The boy's hand had come upon a latch; he lifted it, and pushed.
"Father," he cried with a gasp, "_it is open_!"
"Get in then," said his father roughly, giving him a push with his foot.
"I daren't. It's so dark!" he answered.
"Here, you come an' take the Sarpint," returned the father, with faintly
reviving hope, "an' I'll see what sort of a place it is. If it's any
place at all, it's better than bein' i' the air all night at this
freezin' time!"
So saying he gave Moxy to his bigger brother and went to learn what kind
of a place they had got to. Ready as he had been a moment before for the
grave, he was careful in stepping into the unknown dark. Feeling with
foot and hand, he went in. He trod upon an earthen floor, and the place
had a musty smell: it might be a church vault, he thought. In and in he
went, with sliding foot on the soundless floor, and sliding hand along
the cold wall--on and on, round two corners, past a closed door, and
back to that by which he had entered, where, as at the grave's mouth,
sat his family in sad silence, waiting his return.
"Wife," he said, "we can't do better than to take the only thing that's
offered. The floor's firm, an' it's out o' the air. It's some sort of a
cellar--p'r'aps at the bottom of a church. It do look as if it wur left
open jest for us!--You used to talk about him above, wife!"

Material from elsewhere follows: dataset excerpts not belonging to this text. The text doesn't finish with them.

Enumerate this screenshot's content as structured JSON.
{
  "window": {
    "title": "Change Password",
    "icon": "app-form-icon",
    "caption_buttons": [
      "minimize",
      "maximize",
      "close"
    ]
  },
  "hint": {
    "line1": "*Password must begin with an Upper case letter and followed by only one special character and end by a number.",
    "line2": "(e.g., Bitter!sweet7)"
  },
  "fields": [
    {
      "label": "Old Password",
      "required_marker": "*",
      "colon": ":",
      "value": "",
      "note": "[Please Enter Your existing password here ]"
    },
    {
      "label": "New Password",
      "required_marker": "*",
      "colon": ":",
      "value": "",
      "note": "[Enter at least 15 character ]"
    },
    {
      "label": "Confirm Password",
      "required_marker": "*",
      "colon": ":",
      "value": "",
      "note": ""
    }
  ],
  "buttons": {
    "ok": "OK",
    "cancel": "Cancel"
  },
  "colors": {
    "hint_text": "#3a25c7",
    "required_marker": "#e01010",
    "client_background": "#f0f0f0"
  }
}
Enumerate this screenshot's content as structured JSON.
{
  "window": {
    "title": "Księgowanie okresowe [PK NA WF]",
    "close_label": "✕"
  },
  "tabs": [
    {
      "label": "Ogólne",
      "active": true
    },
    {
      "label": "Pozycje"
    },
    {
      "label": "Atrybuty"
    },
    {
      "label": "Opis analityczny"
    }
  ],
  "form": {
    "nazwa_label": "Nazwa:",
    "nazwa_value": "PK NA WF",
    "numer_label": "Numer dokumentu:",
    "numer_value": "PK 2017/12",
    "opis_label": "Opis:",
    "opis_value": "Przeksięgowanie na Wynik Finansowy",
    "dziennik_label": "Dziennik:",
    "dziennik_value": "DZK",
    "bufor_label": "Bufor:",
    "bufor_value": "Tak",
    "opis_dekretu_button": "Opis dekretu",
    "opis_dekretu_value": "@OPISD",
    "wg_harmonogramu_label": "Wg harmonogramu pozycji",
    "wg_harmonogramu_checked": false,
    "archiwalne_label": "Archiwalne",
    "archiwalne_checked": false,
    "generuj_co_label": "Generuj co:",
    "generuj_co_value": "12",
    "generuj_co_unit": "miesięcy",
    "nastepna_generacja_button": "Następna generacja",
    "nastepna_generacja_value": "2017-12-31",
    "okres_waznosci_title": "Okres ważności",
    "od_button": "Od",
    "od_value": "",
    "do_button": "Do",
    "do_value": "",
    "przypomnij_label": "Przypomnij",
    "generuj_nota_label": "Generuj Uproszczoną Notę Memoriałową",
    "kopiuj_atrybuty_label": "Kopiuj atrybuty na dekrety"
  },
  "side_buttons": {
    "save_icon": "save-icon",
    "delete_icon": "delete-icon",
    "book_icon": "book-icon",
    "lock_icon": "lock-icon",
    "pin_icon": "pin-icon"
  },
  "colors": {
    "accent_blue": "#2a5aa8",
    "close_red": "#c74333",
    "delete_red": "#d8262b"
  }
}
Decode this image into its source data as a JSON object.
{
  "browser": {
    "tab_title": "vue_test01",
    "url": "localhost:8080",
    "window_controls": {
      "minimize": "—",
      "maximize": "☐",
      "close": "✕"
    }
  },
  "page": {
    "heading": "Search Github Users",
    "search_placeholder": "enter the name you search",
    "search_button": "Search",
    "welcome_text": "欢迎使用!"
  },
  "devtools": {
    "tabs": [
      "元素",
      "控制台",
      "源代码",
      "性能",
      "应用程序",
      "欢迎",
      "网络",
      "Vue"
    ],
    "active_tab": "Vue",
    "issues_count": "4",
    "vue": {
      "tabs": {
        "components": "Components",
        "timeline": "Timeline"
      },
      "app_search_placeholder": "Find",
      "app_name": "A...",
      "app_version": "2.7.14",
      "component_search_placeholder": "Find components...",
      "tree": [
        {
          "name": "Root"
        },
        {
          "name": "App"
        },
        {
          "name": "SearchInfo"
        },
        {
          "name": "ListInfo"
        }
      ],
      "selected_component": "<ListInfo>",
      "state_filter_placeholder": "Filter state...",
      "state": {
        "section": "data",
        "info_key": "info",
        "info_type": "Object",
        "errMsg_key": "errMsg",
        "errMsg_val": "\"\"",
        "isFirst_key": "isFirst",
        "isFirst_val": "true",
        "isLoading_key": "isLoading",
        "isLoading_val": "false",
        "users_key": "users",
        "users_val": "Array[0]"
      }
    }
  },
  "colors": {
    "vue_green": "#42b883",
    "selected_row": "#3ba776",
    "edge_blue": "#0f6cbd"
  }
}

He took her by the hand and led the way into the darkness, the boys
following, one of them with a hold of his mother, and his arm round the
other, who was carrying Moxy. Franks closed the door behind them, and
they had gained a refuge. Feeling about, one of the boys came upon a
large packing-case; having laid it down against the inner wall, Franks
sat, and made his wife lie upon it, with her head on his knees, and took
Moxy again in his arms, wrapt in one of their three thin blankets. The
boys stretched themselves on the ground, and were soon fast asleep. The
baby moaned by fits all the night long.
In about an hour Franks, who for long did not sleep, heard the door open
softly and stealthily, and seemed aware of a presence besides themselves
in the place. He concluded some other poor creature had discovered the
same shelter; or, if they had got into a church-vault, it might be some
wandering ghost; he was too weary for further speculation, or any
uneasiness. When the slow light crept through the chinks of the door, he
found they were quite alone.
It was a large dry cellar, empty save for the old packing-case. They
must use great caution, and do their best to keep their hold of this
last retreat! Misfortune had driven them into the earth; it would be
fortune to stay there.
When his wife woke, he told her what he had been thinking. He and the
boys would creep out before it was light, and return after dark. She
must not put even a finger out of the cellar-door all day. He laid Moxy
down beside her, woke the two elder boys, and went out with them.
They were so careful that for many days they continued undiscovered.
Franks and the boys went and returned, and gained bread enough to keep
them alive, but it may well seem a wonder they did not perish with cold.
It is amazing what even the delicate sometimes go through without more
than a little hastening on the road the healthiest are going as well.